Хотя его сыновья были уже в летах, он все еще не допускал их до торговли. Всех их он держал при себе, в своем большом дворе, дав семье каждого просторную квартиру, обеспечивая их всем необходимым. Но действовать самостоятельно, пока он жив, он им не позволял. Их мнение в доме ничего не значило. Они даже не могли хлопотать о сватовстве для своих детей. Дед сам находил внукам партии, сам давал приданое. Когда появлялась новая пара, реб Калман приказывал пристроить еще один этаж или флигель в своем длинном дворе, растянувшемся на две улицы. Никому из его сыновей и зятьев не позволялось держать собственный стол. Все они должны были приходить к столу отца, вместе со своими детьми и внуками. По обеим сторонам этого стола, длинного, идущего через весь огромный обеденный зал, сидело множество людей: все сыновья реб Калмана, его дочери, зятья, невестки, внуки и правнуки, не считая гостей, уважаемых евреев, меламедов, обучавших мальчишек из клана Айзена, и прочих домочадцев.
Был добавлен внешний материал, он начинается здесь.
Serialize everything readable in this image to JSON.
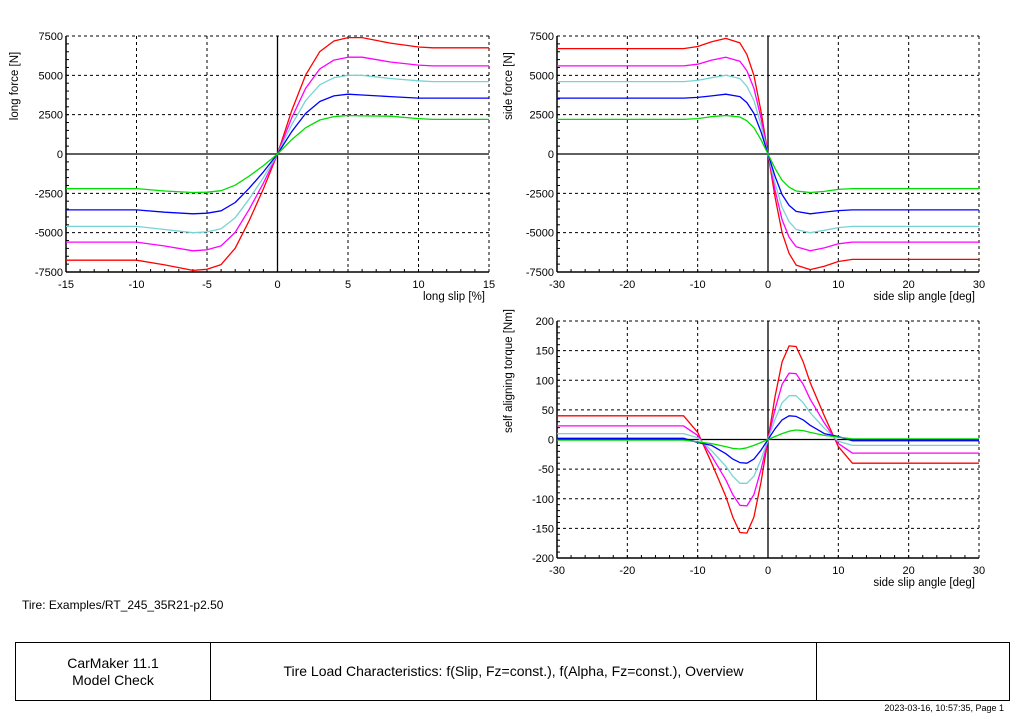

Сотрапезников обслуживало несколько служанок и слуг. Сидели в строгом порядке, по годам и родовитости каждого. В центре, на высоком отцовском кресле сидел сам реб Калман, высокий, видный, со снежно-белой бородой, и царствовал над домашними. Никто не смел прикоснуться к вилке прежде него; никто не мог открыть рот, пока он о чем-либо не спрашивал. И даже со старшими сыновьями, седобородыми евреями, он разговаривал как с юнцами.
Боялись его и все евреи Варшавы, даже самые богатые и ученые. Он ездил в карете, запряженной парой белых коней в серых яблоках. Летом он вез с собой на курорт слуг и собственного шойхета[91]. К ребе в Гур он тоже ездил в карете. И хотя он был хасидом и богобоязненным евреем, он носил глаженый воротник и головной убор, который сам придумал, — шелковый, с блестящим лакированным козырьком, как у иноверцев. Никто из его детей не смел носить такое на голове. Это была его привилегия. При всей своей набожности он ходил в иноверческом головном уборе. Поскольку он был очень богат, закон, запрещающий следовать путями иноверцев, распространялся на него не больше, чем на царя. В городе евреи судачили о его барских манерах. Говорили, что у него даже плевательницы серебряные. И когда он идет по улице, слуга несет за ним одну из них.